Philipp Cimiano is a Professor of Computer Science and Head of the Semantic Computing Group at Bielefeld University. His research focuses on topics at the intersection of knowledge representation and natural language processing. Together with the other authors of this book, he was one of the first researchers to propose applying linked data technologies to the domain of linguistics. For more than ten years, he has been working on topics such as ontology learning, question answering using linked data, and information extraction. He is co-chair of the W3C ontology lexicon community group.
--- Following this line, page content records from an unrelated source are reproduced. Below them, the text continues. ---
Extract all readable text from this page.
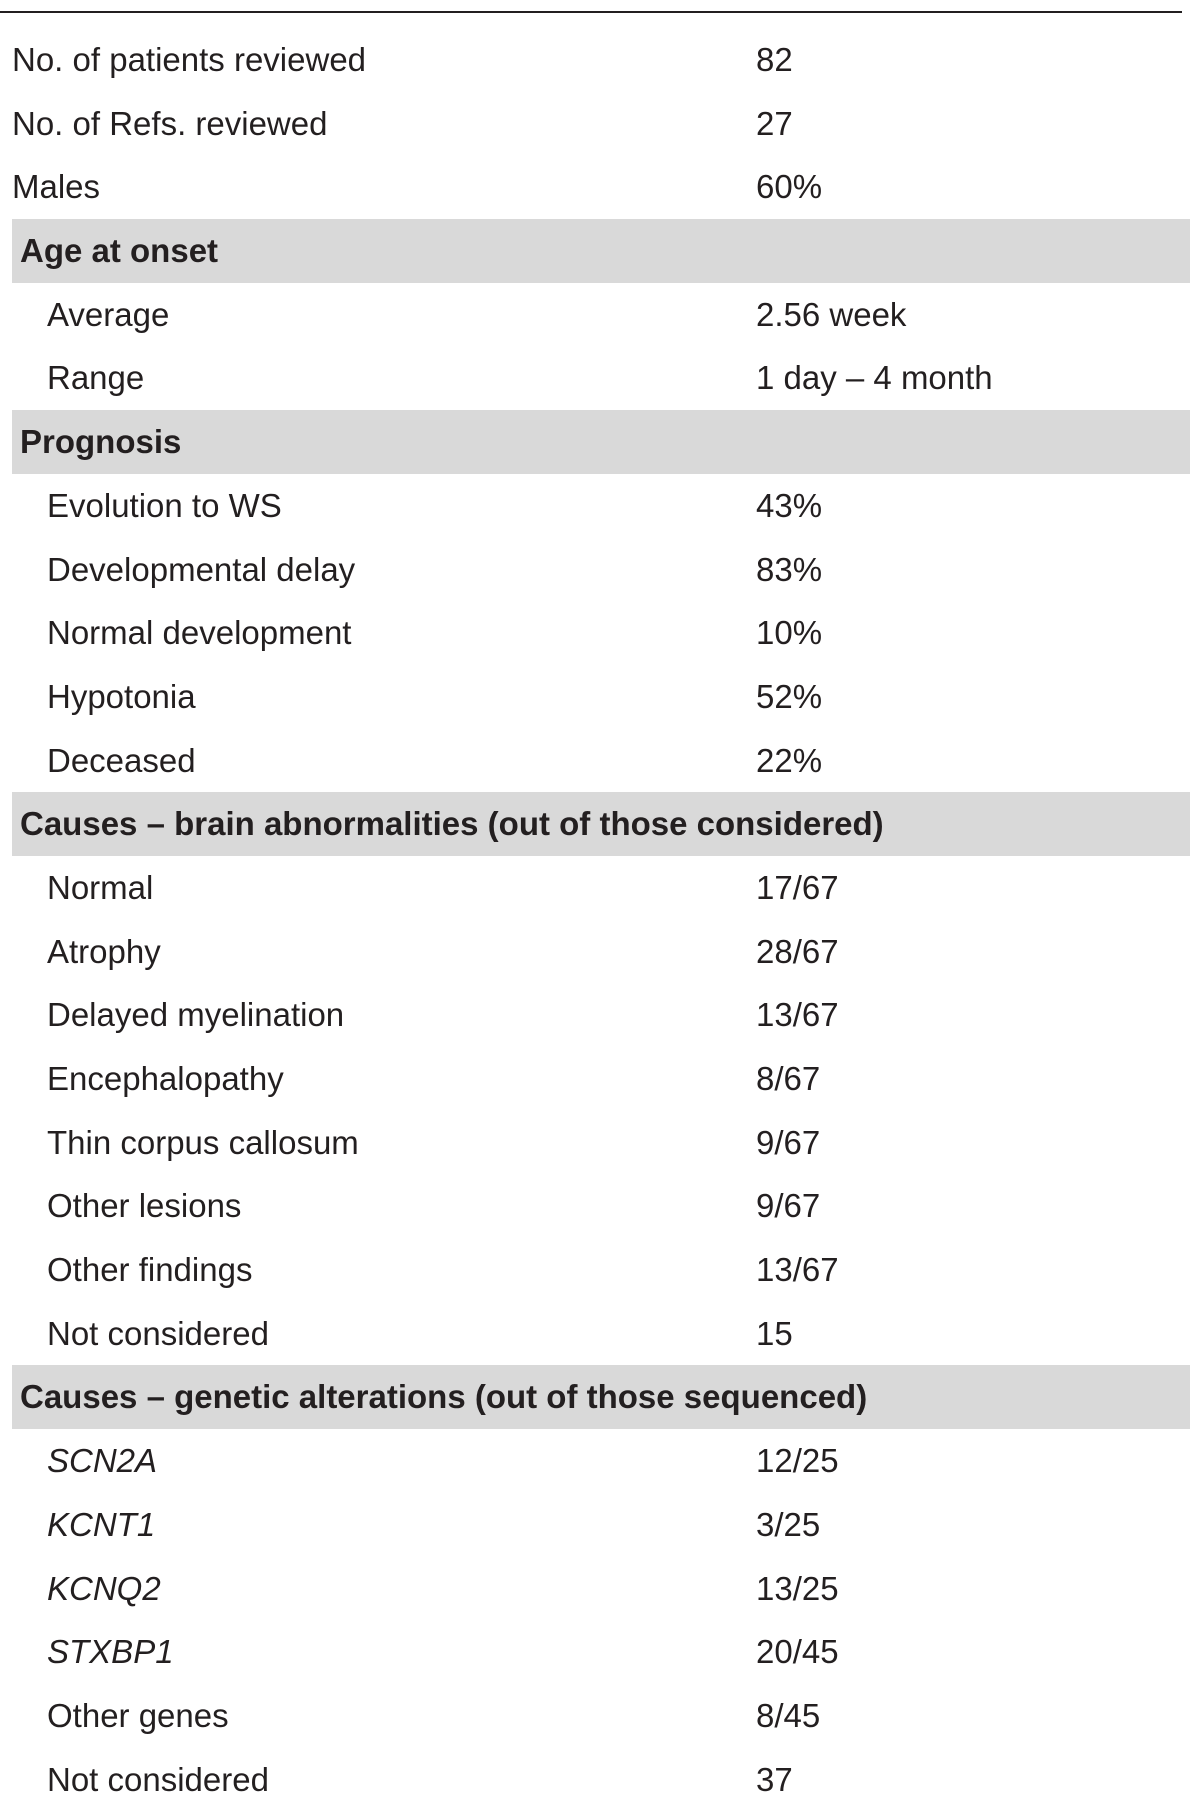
No. of patients reviewed	82
No. of Refs. reviewed	27
Males	60%
Age at onset
Average	2.56 week
Range	1 day – 4 month
Prognosis
Evolution to WS	43%
Developmental delay	83%
Normal development	10%
Hypotonia	52%
Deceased	22%
Causes – brain abnormalities (out of those considered)
Normal	17/67
Atrophy	28/67
Delayed myelination	13/67
Encephalopathy	8/67
Thin corpus callosum	9/67
Other lesions	9/67
Other findings	13/67
Not considered	15
Causes – genetic alterations (out of those sequenced)
SCN2A	12/25
KCNT1	3/25
KCNQ2	13/25
STXBP1	20/45
Other genes	8/45
Not considered	37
Christian Chiarcos is an Assistant Professor of Computer Science at Goethe University Frankfurt, and heads the Applied Computational Linguistics group. His research focuses on semantic technologies, including computational semantics as well as the innovative application of Semantic Web standards to NLP problems. He has been co-founder of the Open Linguistics Working Group of the Open Knowledge Foundation (OWLG).
John McCrae is a research lecturer at the Data Science Institute and Insight Centre for Data Analytics at the National University of Ireland Galway, where he leads the Unit for Linguistic Data. This group is focused on the creation, maintenance and application of language resources and other linguistic data. He is the coordinator of the Prêt-à-LLOD project, which aims to make linguistic linked open data ready to use as well as the leader of the linguistic linked open data task in the European Lexicographic Infrastructure (ELEXIS).
Jorge Gracia is an Assistant Professor at University of Zaragoza, where he belongs to the Aragon Institute of Engineering Research (I3A) and to the Distributed Information Systems research group. His current research interests include multilingualism and linked data, cross-lingual matching and information access on the Semantic Web, as well as interoperability of language resources on the Web. He currently leads NexusLinguarum, the "European network for Web-centred linguistic data science" COST Action.
This is the first monograph on the emerging area of linguistic linked data. Presenting a combination of background information on linguistic linked data and concrete implementation advice, it introduces and discusses the main benefits of applying linked data (LD) principles to the representation and publication of linguistic resources, arguing that LD does not look at a single resource in isolation but seeks to create a large network of resources that can be used together and uniformly, and so making more of the single resource.
The book describes how the LD principles can be applied to modelling language resources. The first part provides the foundation for understanding the remainder of the book, introducing the data models, ontology and query languages used as the basis of the Semantic Web and LD and offering a more detailed overview of the Linguistic Linked Data Cloud. The second part of the book focuses on modelling language resources using LD principles, describing how to model lexical resources using Ontolex-lemon, the lexicon model for ontologies, and how to annotate and address elements of text represented in RDF. It also demonstrates how to model annotations, and how to capture the metadata of language resources. Further, it includes a chapter on representing linguistic categories. In the third part of the book, the authors describe how language resources can be transformed into LD and how links can be inferred and added to the data to increase connectivity and linking between different datasets. They also discuss using LD resources for natural language processing. The last part describes concrete applications of the technologies: representing and linking multilingual wordnets, applications in digital humanities and the discovery of language resources.
Given its scope, the book is relevant for researchers and graduate students interested in topics at the crossroads of natural language processing / computational linguistics and the Semantic Web / linked data. It appeals to Semantic Web experts who are not proficient in applying the Semantic Web and LD principles to linguistic data, as well as to computational linguists who are used to working with lexical and linguistic resources wanting to learn about a new paradigm for modelling, publishing and exploiting linguistic resources.